For the second time this month, President Barack Obama on Tuesday commuted the life sentence of a major cocaine trafficker who operated out of Akron in the 1990s.
James Dillehay was sentenced to life in prison in September 1993 for operating a cocaine ring that grossed as much as $100,000 a month. Obama commuted his sentence to 30 years, which means he has seven more years to serve in federal prison before he is released in 2023.
This followed the president’s Aug. 3 decision to commute the life sentence of Ervin Darnell Worthy. Worthy, 51, will be released Aug. 3, 2017, 21 years after he was imprisoned.
Worthy and an accomplice, Duane “Nip” Guess, were arrested in 1995 as part of a crackdown on a drug trafficking ring that was shipping cocaine into Ohio from New York. Guess was sentenced to 20 years in prison and was released in August 2012.
Dillehay, 71, was among 111 people across the country, including three out of Ohio, whose sentences were reduced by the president Tuesday.

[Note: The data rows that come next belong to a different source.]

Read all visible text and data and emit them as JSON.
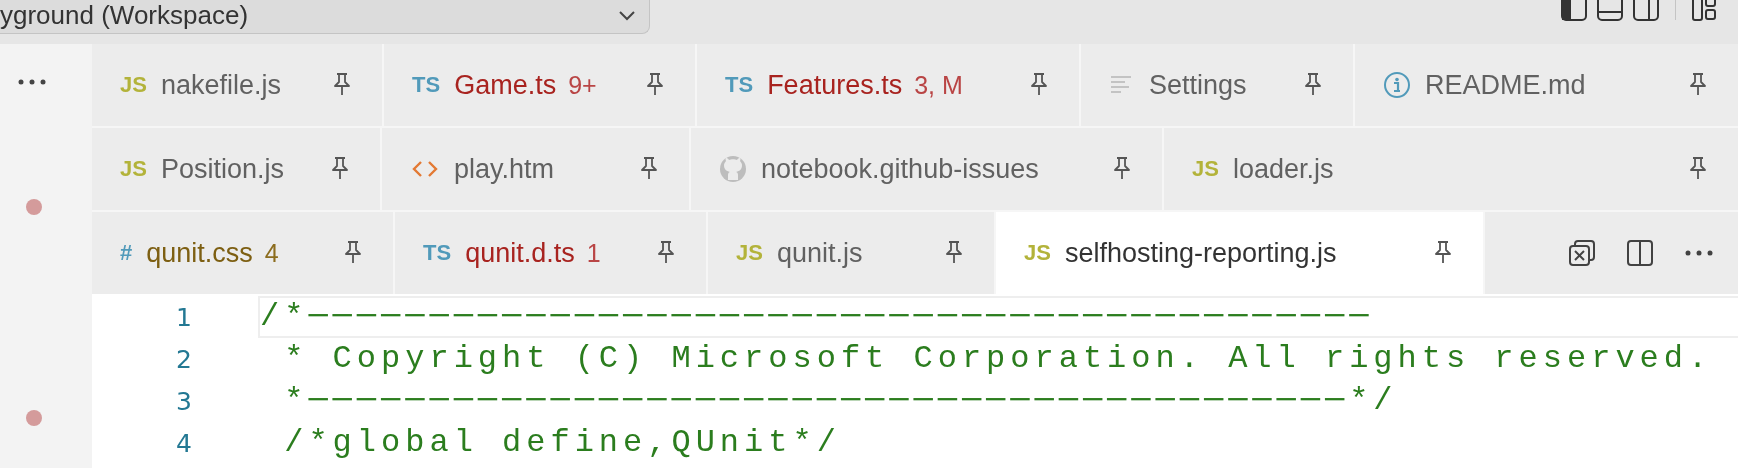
{
  "workspace_picker": {
    "value": "yground (Workspace)"
  },
  "tab_rows": [
    {
      "tabs": [
        {
          "kind": "js",
          "icon_text": "JS",
          "label": "nakefile.js",
          "error": false,
          "warning": false,
          "pinned": true,
          "selected": false
        },
        {
          "kind": "ts",
          "icon_text": "TS",
          "label": "Game.ts",
          "badge": "9+",
          "error": true,
          "warning": false,
          "pinned": true,
          "selected": false
        },
        {
          "kind": "ts",
          "icon_text": "TS",
          "label": "Features.ts",
          "badge": "3, M",
          "error": true,
          "warning": false,
          "pinned": true,
          "selected": false
        },
        {
          "kind": "settings",
          "label": "Settings",
          "error": false,
          "warning": false,
          "pinned": true,
          "selected": false
        },
        {
          "kind": "info",
          "label": "README.md",
          "error": false,
          "warning": false,
          "pinned": true,
          "selected": false
        }
      ]
    },
    {
      "tabs": [
        {
          "kind": "js",
          "icon_text": "JS",
          "label": "Position.js",
          "error": false,
          "warning": false,
          "pinned": true,
          "selected": false
        },
        {
          "kind": "html",
          "label": "play.htm",
          "error": false,
          "warning": false,
          "pinned": true,
          "selected": false
        },
        {
          "kind": "github",
          "label": "notebook.github-issues",
          "error": false,
          "warning": false,
          "pinned": true,
          "selected": false
        },
        {
          "kind": "js",
          "icon_text": "JS",
          "label": "loader.js",
          "error": false,
          "warning": false,
          "pinned": true,
          "selected": false
        }
      ]
    },
    {
      "tabs": [
        {
          "kind": "css",
          "icon_text": "#",
          "label": "qunit.css",
          "badge": "4",
          "error": false,
          "warning": true,
          "pinned": true,
          "selected": false
        },
        {
          "kind": "ts",
          "icon_text": "TS",
          "label": "qunit.d.ts",
          "badge": "1",
          "error": true,
          "warning": false,
          "pinned": true,
          "selected": false
        },
        {
          "kind": "js",
          "icon_text": "JS",
          "label": "qunit.js",
          "error": false,
          "warning": false,
          "pinned": true,
          "selected": false
        },
        {
          "kind": "js",
          "icon_text": "JS",
          "label": "selfhosting-reporting.js",
          "error": false,
          "warning": false,
          "pinned": true,
          "selected": true
        }
      ]
    }
  ],
  "editor": {
    "lines": [
      {
        "number": "1",
        "text": "/*────────────────────────────────────────────",
        "current": true
      },
      {
        "number": "2",
        "text": " * Copyright (C) Microsoft Corporation. All rights reserved.",
        "current": false
      },
      {
        "number": "3",
        "text": " *───────────────────────────────────────────*/",
        "current": false
      },
      {
        "number": "4",
        "text": " /*global define,QUnit*/",
        "current": false
      }
    ]
  }
}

Dillehay, then 48, was among 19 drug dealers charged federally in a 1992 cocaine investigation. Akron police and FBI agents at the time described him as a “local drug kingpin.” He was charged with conspiracy to possess and distribute cocaine.
U.S. District Judge Sam Bell sentenced Dillehay to life without parole, noting Dillehay’s two previous drug convictions and the large quantity of drugs involved. Dillehay faced 10 years to life in prison.
Court records described Dillehay as the head of an Akron drug ring that often employed Akron teens.
At the time of his arrest, Dillehay had no legitimate job, but owned at least five homes in Akron and six cars, including two Lincoln Continentals.
Dillehay, however, maintained his innocence in court and said he planned to appeal.